Occasionally, some actually fulfill the Dream. Rita Coolidge graduated from Mad Dogs and Englishmen to Kris Kristofferson to the No. 1 record in the country. Barry Manilow leapfrogged over Bette Midler and became one of the most popular entertainers in show-business history. Yvonne Elliman, Mary Magdalene in the original "Jesus Christ Superstar." who then backed Eric Clapton, is currently on the verge of stardom. Then again, she's been on the verge of stardom for years. This time, however, she's getting a lot of attention via "If I Can't Have You" from "Saturday Night Fever." (Lately, it seems you can have a hit record just by seeing "Saturday Night Fever.")

So the arrival of two new releases heralding performers generally accustomed to the sidelines generates both optimism and skepticism.

Sharon Redd, Ula Hedwig and Charlotte Crossley are "Formerly of the Harlettes" (Columbia JC 35350), which is to say formerly Bette Midler's three backup crazies. They're not just "The Harlettes" for legal reasons (apparently Midler owns that name).

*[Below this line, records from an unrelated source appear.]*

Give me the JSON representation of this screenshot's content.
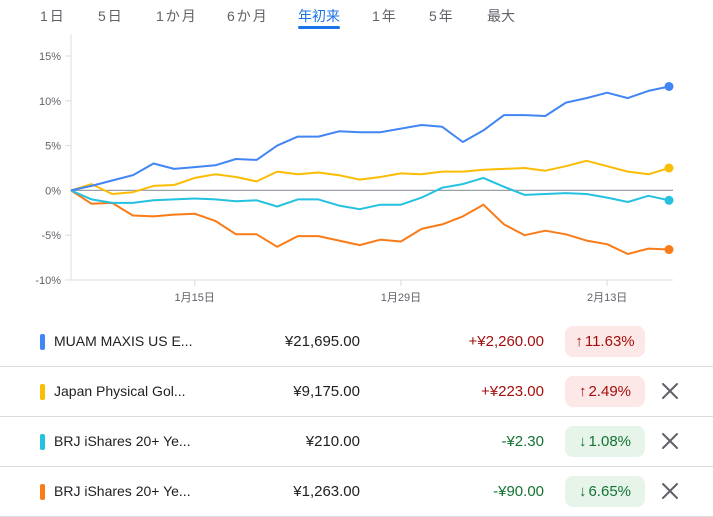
{
  "range_tabs": [
    {
      "label": "1日",
      "active": false
    },
    {
      "label": "5日",
      "active": false
    },
    {
      "label": "1か月",
      "active": false
    },
    {
      "label": "6か月",
      "active": false
    },
    {
      "label": "年初来",
      "active": true
    },
    {
      "label": "1年",
      "active": false
    },
    {
      "label": "5年",
      "active": false
    },
    {
      "label": "最大",
      "active": false
    }
  ],
  "chart_data": {
    "type": "line",
    "yticks": [
      "15%",
      "10%",
      "5%",
      "0%",
      "-5%",
      "-10%"
    ],
    "ylim": [
      -10,
      15
    ],
    "xticks": [
      {
        "label": "1月15日",
        "index": 6
      },
      {
        "label": "1月29日",
        "index": 16
      },
      {
        "label": "2月13日",
        "index": 26
      }
    ],
    "series": [
      {
        "name": "MUAM MAXIS US E...",
        "color": "#4285f4",
        "values": [
          0,
          0.5,
          1.1,
          1.7,
          3.0,
          2.4,
          2.6,
          2.8,
          3.5,
          3.4,
          5.0,
          6.0,
          6.0,
          6.6,
          6.5,
          6.5,
          6.9,
          7.3,
          7.1,
          5.4,
          6.7,
          8.4,
          8.4,
          8.3,
          9.8,
          10.3,
          10.9,
          10.3,
          11.1,
          11.6
        ]
      },
      {
        "name": "Japan Physical Gol...",
        "color": "#fbbc04",
        "values": [
          0,
          0.7,
          -0.4,
          -0.2,
          0.5,
          0.6,
          1.4,
          1.8,
          1.5,
          1.0,
          2.1,
          1.8,
          2.0,
          1.7,
          1.2,
          1.5,
          1.9,
          1.8,
          2.1,
          2.1,
          2.3,
          2.4,
          2.5,
          2.2,
          2.7,
          3.3,
          2.7,
          2.1,
          1.8,
          2.5
        ]
      },
      {
        "name": "BRJ iShares 20+ Ye...",
        "color": "#24c1e0",
        "values": [
          0,
          -1.0,
          -1.4,
          -1.4,
          -1.1,
          -1.0,
          -0.9,
          -1.0,
          -1.2,
          -1.1,
          -1.8,
          -1.0,
          -1.0,
          -1.7,
          -2.1,
          -1.6,
          -1.6,
          -0.8,
          0.3,
          0.7,
          1.4,
          0.4,
          -0.5,
          -0.4,
          -0.3,
          -0.4,
          -0.8,
          -1.3,
          -0.6,
          -1.1
        ]
      },
      {
        "name": "BRJ iShares 20+ Ye...",
        "color": "#fa7b17",
        "values": [
          0,
          -1.5,
          -1.4,
          -2.8,
          -2.9,
          -2.7,
          -2.6,
          -3.4,
          -4.9,
          -4.9,
          -6.3,
          -5.1,
          -5.1,
          -5.6,
          -6.1,
          -5.5,
          -5.7,
          -4.3,
          -3.8,
          -2.9,
          -1.6,
          -3.8,
          -5.0,
          -4.5,
          -4.9,
          -5.6,
          -6.0,
          -7.1,
          -6.5,
          -6.6
        ]
      }
    ]
  },
  "holdings": [
    {
      "name": "MUAM MAXIS US E...",
      "color": "#4285f4",
      "price": "¥21,695.00",
      "change": "+¥2,260.00",
      "direction": "up",
      "arrow": "↑",
      "percent": "11.63%",
      "removable": false
    },
    {
      "name": "Japan Physical Gol...",
      "color": "#fbbc04",
      "price": "¥9,175.00",
      "change": "+¥223.00",
      "direction": "up",
      "arrow": "↑",
      "percent": "2.49%",
      "removable": true
    },
    {
      "name": "BRJ iShares 20+ Ye...",
      "color": "#24c1e0",
      "price": "¥210.00",
      "change": "-¥2.30",
      "direction": "down",
      "arrow": "↓",
      "percent": "1.08%",
      "removable": true
    },
    {
      "name": "BRJ iShares 20+ Ye...",
      "color": "#fa7b17",
      "price": "¥1,263.00",
      "change": "-¥90.00",
      "direction": "down",
      "arrow": "↓",
      "percent": "6.65%",
      "removable": true
    }
  ]
}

But "Formerly of the Harlettes" offers much more - hints of the Pointer Sisters ("Can't Dance"), Gladys Knight and the Pips ("Ain't No Man Worth It" and "Roll Me Through the Rushes"), Manhattan Transfer and Brasil '77. The trio also packs instrumental wallop from its basic quartet of John Barnes on keyboards, bassist Byron Miller, drummer James Gadson and guitarist Wah Wah Watson. Supplementing them are Willie Weeks, several members of Santana, Sneaky Pete Kleinow (yes, the old Burrito - I didn't believe it, either), and Herbie Hancock, whose electric piano tenderly augments a surprisingly supple vocal reading of his own "Maiden Voyage."

Like many debut albums, "Formerly" tries to touch too many bases and thus sacrifices a more distinct identity. The raw material, though, is quite noticeable.

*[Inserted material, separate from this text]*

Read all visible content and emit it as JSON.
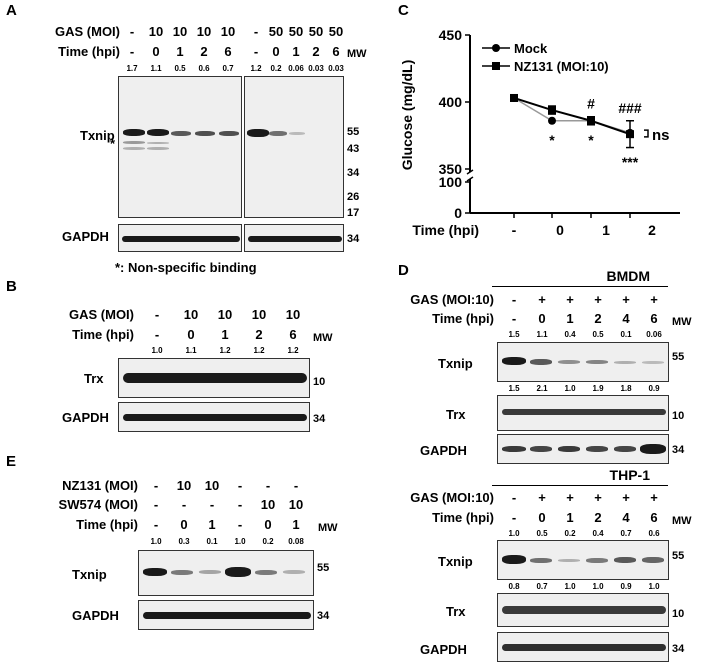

Patti Austin makes for a slightly different story. For one thing, "Havana Candy" (CTI 7 5006) is her second solo album; she's also a veteran of innumerable CTI dates as a non-featured vocalist. Yet what really separates her from the rest of the pack is that Patti Austin does not want the spotlight.

The reason is simple: As a session singer, she earns a fortune. Why drag yourself out to tour the country for months when you can make the same money in a week in New York City? Why, indeed, except that her first release had the critics tripping over themselves with superlatives, and "Havana Candy" is nearly as good.

Austin's strength is her lyric feel. Compositions like "We're in Love' and "That's Enough For Me" are simultaneously breathless and passionate. Though the production sometimes borders on the overbearing and the material here is not as strong overall as on her first album, Austin proves the equal of such contemporaries as Natalie Cole and Roberta Flack. Besides all that, "Lost in the Stars" is torchy enough to be reminiscent of the old Streisand.

Since she's basically a studio singer, Austin gets help from some top studio musicians, among them Ralph MacDonald, Eric Gale, Richard Tee and Michael Brecker. If she keeps it up, Austin could eventually add a slight twist to the American Dream: She might become a star in spite of herself.